Oscurità
Chandra Candiani
Quando chiudiamo gli occhi vediamo l'oscurità. Spesso non ci facciamo caso, perché popoliamo subito lo schermo vuoto di immagini, pensieri rapinosi, sogni, paesaggi. Ma si può anche contemplare l'oscurità. Gli occhi fermi del cuore guardano morbidi l'oscurità senza forma e si lasciano disfare lo sguardo. Liquefare opinioni, sicurezze, memorie, racconti abitua a contemplare l'oscurità di quando non capiamo, non afferriamo.
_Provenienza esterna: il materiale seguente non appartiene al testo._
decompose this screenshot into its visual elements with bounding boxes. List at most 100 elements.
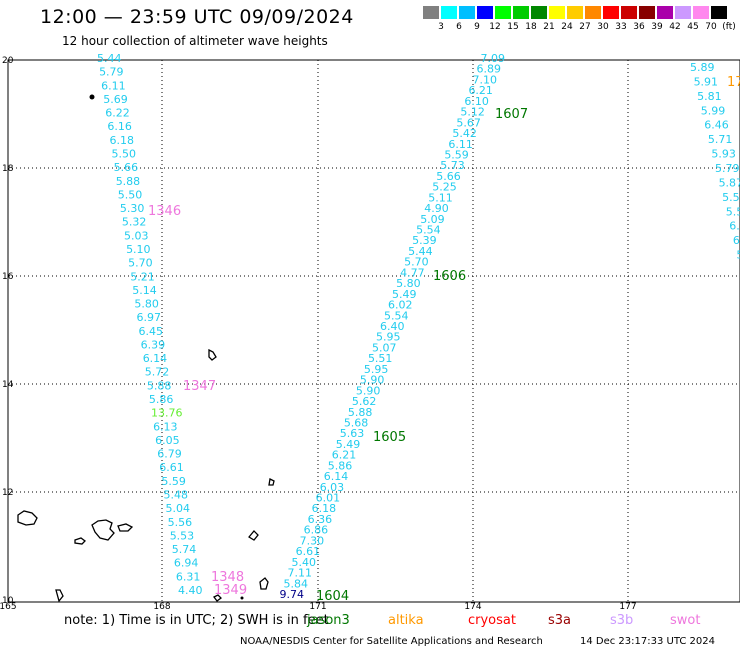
legend-label: 70	[705, 22, 717, 32]
wave-height-value: 5.86	[149, 393, 174, 406]
wave-height-value: 6.46	[704, 119, 729, 132]
legend-label: 21	[543, 22, 555, 32]
legend-label: 18	[525, 22, 537, 32]
wave-height-value: 6.86	[304, 524, 329, 537]
wave-height-value: 5.71	[708, 133, 733, 146]
pass-number-label: 1349	[214, 583, 247, 598]
wave-height-value: 6.0	[733, 234, 740, 247]
wave-height-value: 6.14	[143, 352, 168, 365]
wave-height-value: 4.40	[178, 584, 203, 597]
x-tick-label: 174	[464, 602, 481, 612]
island-shape	[208, 348, 217, 361]
wave-height-value: 5.70	[128, 257, 153, 270]
wave-height-value: 5.11	[428, 191, 453, 204]
wave-height-value: 5.54	[722, 191, 740, 204]
wave-height-value: 5.10	[126, 243, 151, 256]
x-tick-label: 168	[153, 602, 170, 612]
pass-number-label: 1605	[373, 430, 406, 445]
legend-label: 27	[579, 22, 591, 32]
wave-height-value: 6.11	[101, 79, 126, 92]
wave-height-value: 5.66	[114, 161, 139, 174]
wave-height-value: 7.11	[288, 567, 313, 580]
wave-height-value: 6.10	[464, 95, 489, 108]
legend-label: 15	[507, 22, 519, 32]
legend-swatch	[495, 6, 511, 19]
wave-height-value: 6.97	[136, 311, 161, 324]
legend-label: 42	[669, 22, 681, 32]
island-shape	[259, 577, 269, 590]
wave-height-value: 5.90	[360, 374, 385, 387]
islands	[17, 94, 275, 603]
wave-height-value: 7.30	[300, 534, 325, 547]
wave-height-value: 6.02	[388, 299, 413, 312]
wave-height-value: 5.81	[697, 90, 722, 103]
island-dot	[240, 596, 244, 600]
pass-number-label: 1607	[495, 107, 528, 122]
legend-label: 6	[456, 22, 462, 32]
legend-label: 9	[474, 22, 480, 32]
wave-height-value: 5.39	[412, 234, 437, 247]
wave-height-value: 5.40	[292, 556, 317, 569]
wave-height-value: 13.76	[151, 407, 183, 420]
wave-height-value: 5.54	[416, 224, 441, 237]
island-shape	[74, 537, 86, 545]
legend-label: 30	[597, 22, 609, 32]
wave-height-value: 5.59	[444, 148, 469, 161]
wave-height-value: 5.09	[420, 213, 445, 226]
wave-height-value: 6.05	[155, 434, 180, 447]
legend-swatch	[639, 6, 655, 19]
wave-height-value: 5.69	[103, 93, 128, 106]
pass-number-label: 1346	[148, 204, 181, 219]
wave-height-value: 5.68	[344, 416, 369, 429]
wave-height-value: 5.9	[736, 249, 740, 262]
wave-height-value: 5.84	[284, 577, 309, 590]
legend-label: 3	[438, 22, 444, 32]
legend-swatch	[693, 6, 709, 19]
satellite-name: cryosat	[468, 613, 516, 628]
wave-height-value: 6.61	[296, 545, 321, 558]
island-shape	[248, 530, 259, 541]
wave-height-value: 5.74	[172, 543, 197, 556]
legend-swatch	[711, 6, 727, 19]
wave-height-value: 5.95	[376, 331, 401, 344]
legend-swatch	[513, 6, 529, 19]
wave-height-value: 5.62	[352, 395, 377, 408]
pass-number-label: 1347	[183, 379, 216, 394]
wave-height-value: 5.63	[340, 427, 365, 440]
legend-swatch	[423, 6, 439, 19]
wave-height-value: 5.79	[715, 162, 740, 175]
legend-label: 36	[633, 22, 645, 32]
wave-height-value: 6.01	[316, 492, 341, 505]
wave-height-value: 5.44	[97, 52, 122, 65]
island-shape	[268, 478, 275, 486]
island-shape	[55, 589, 64, 603]
pass-number-label: 1604	[316, 589, 349, 604]
legend-label: 12	[489, 22, 501, 32]
legend-label: 39	[651, 22, 663, 32]
x-tick-label: 171	[309, 602, 326, 612]
legend-swatch	[675, 6, 691, 19]
wave-height-value: 9.74	[280, 588, 305, 601]
wave-height-value: 4.77	[400, 266, 425, 279]
wave-height-value: 5.79	[99, 66, 124, 79]
legend-swatch	[567, 6, 583, 19]
wave-height-value: 5.91	[694, 75, 719, 88]
map-title: 12:00 — 23:59 UTC 09/09/2024	[40, 6, 354, 28]
satellite-name: swot	[670, 613, 701, 628]
wave-height-value: 5.70	[404, 256, 429, 269]
wave-height-value: 6.40	[380, 320, 405, 333]
wave-height-value: 6.13	[153, 420, 178, 433]
wave-height-value: 5.12	[460, 106, 485, 119]
wave-height-value: 5.14	[132, 284, 157, 297]
wave-height-value: 5.59	[161, 475, 186, 488]
wave-height-value: 6.89	[476, 63, 501, 76]
wave-height-value: 7.10	[472, 73, 497, 86]
wave-height-value: 5.51	[368, 352, 393, 365]
wave-height-value: 6.31	[176, 570, 201, 583]
wave-height-value: 5.53	[170, 529, 195, 542]
wave-height-value: 6.21	[332, 449, 357, 462]
wave-height-value: 4.90	[424, 202, 449, 215]
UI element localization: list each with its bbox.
Un incantato momento per non solidificare l'esperienza, per attraversarla come un pesce attraversa la massa d'acqua in cui vive senza domande.
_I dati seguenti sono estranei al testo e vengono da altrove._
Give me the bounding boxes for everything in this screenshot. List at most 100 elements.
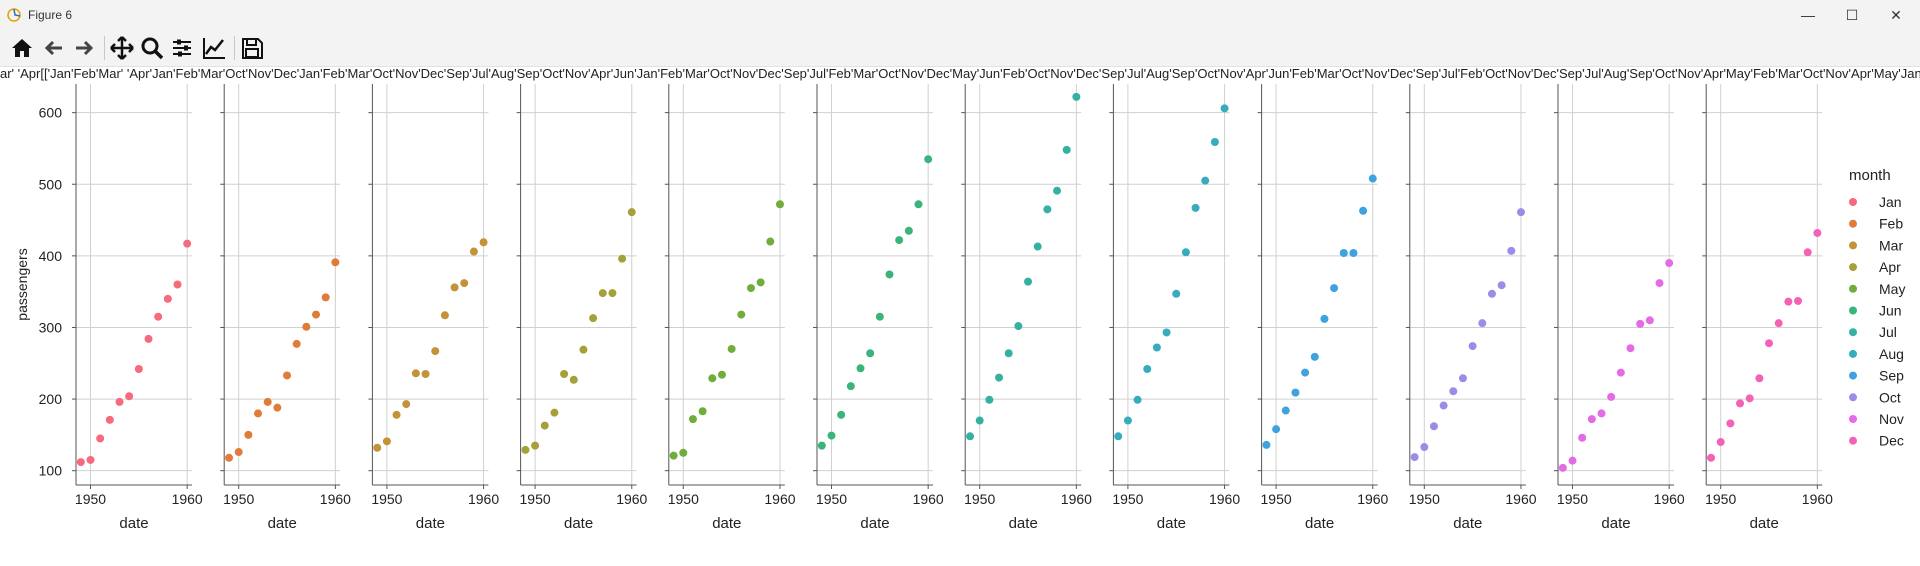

Mentre lasciamo che il sottile movimento dell'oscurità ci smonti, possono arrivare le rivelazioni. Di colpo, sappiamo perché abbiamo abbandonato qualcuno, perché siamo stati abbandonati, perché ci disperiamo, perché stiamo scoppiando di vita: piccoli frammenti ci raggiungono e sappiamo. Il sapere oscuro salta nessi e passaggi e ci rivela verità nascoste da sedimenti di buon senso, di tempo, di facce da salvare, di dolori da cui difendersi.
Nei Fratelli Karamazov, lo starec Zosima dice: «Colui che mente a se stesso è certo il piú suscettibile d'offendersi». Se a poco a poco lasciamo che le nostre storture si staglino attraverso il buio e ci raggiungano navigando placide, cosa ci potrà piú offendere? Solo quello che non ci appartiene, e allora non c'è bisogno di offendersi: basta restituirlo al mittente perché l'indirizzo è sbagliato.